[Ops] VO-wide API keys
Markus Demleitner
msdemlei at ari.uni-heidelberg.de
Mon Dec 2 08:21:56 CET 2024
Dear Rick,
On Thu, Nov 21, 2024 at 12:44:08PM -0800, Rick Ebert via ops wrote:
> The services only need proof that the client _has a valid service
> key_
> the key should probably NOT be sent to the services ...
> as it is likely these api keys will be ... "long-lived" ...
+1 to long-lived. If people need to renew them more often than, say,
every six months, it'll be a chore (on the other hand, of course,
they'll have forgotten about how to do it after six months... hm).
On not sending API keys to the service... well, that increases
complexity by a large margin (you probably need challenge/response
then). Also: how would this be different from full Authn?
Me, I'd say there are two fairly different use cases:
(a) block rude users/perhaps be able to contact them
(b) control access to proprietary resources
While for (b), I have some sympathy to the notion that we want to
protect the credentials from stealing, I don't see that as a major
problem for (a); anyone can obtain API keys anyone, and cloaking as
someone else probably won't buy you much in our setting. Basically,
you could DoS another person until they get a new API key. Yawn.
So, my vote would be for not linking API keys to the more general
problem of federated Authn and look for the absolute minimum that can
possibly work.
> I further second the "adopt an existing deployed mechanism" criteria.
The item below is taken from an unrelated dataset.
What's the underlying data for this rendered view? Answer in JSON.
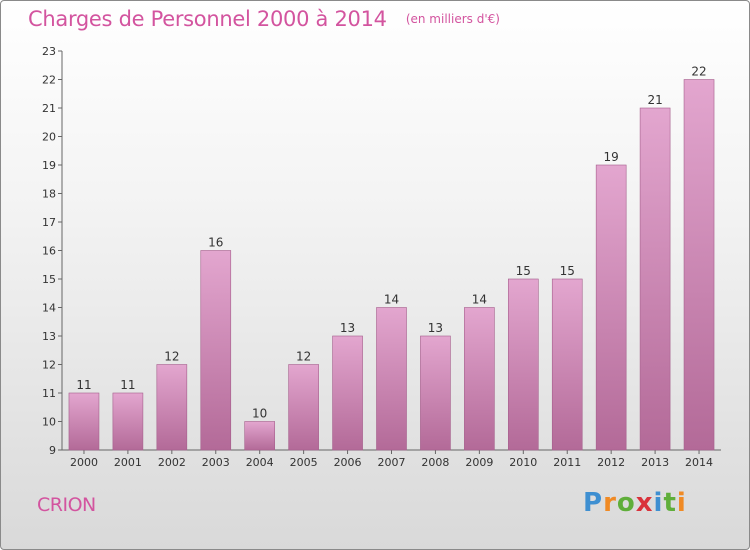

Sure, that would be nice. The only place I am using something like
this is for the ADS API; for them, the key just rides in an
Authorization: bearer: HTTP header, and I suspect the the string you
get has no internal structure (at least it doesn't seem to be
base64-encoded). Is anyone aware of systems closer to the digital
signature thing that I'd like[1] to have?
-- Markus
[1] No, not "like". Make that: "That I'd least dislike if we have to
annoy our users with API key management in the first place."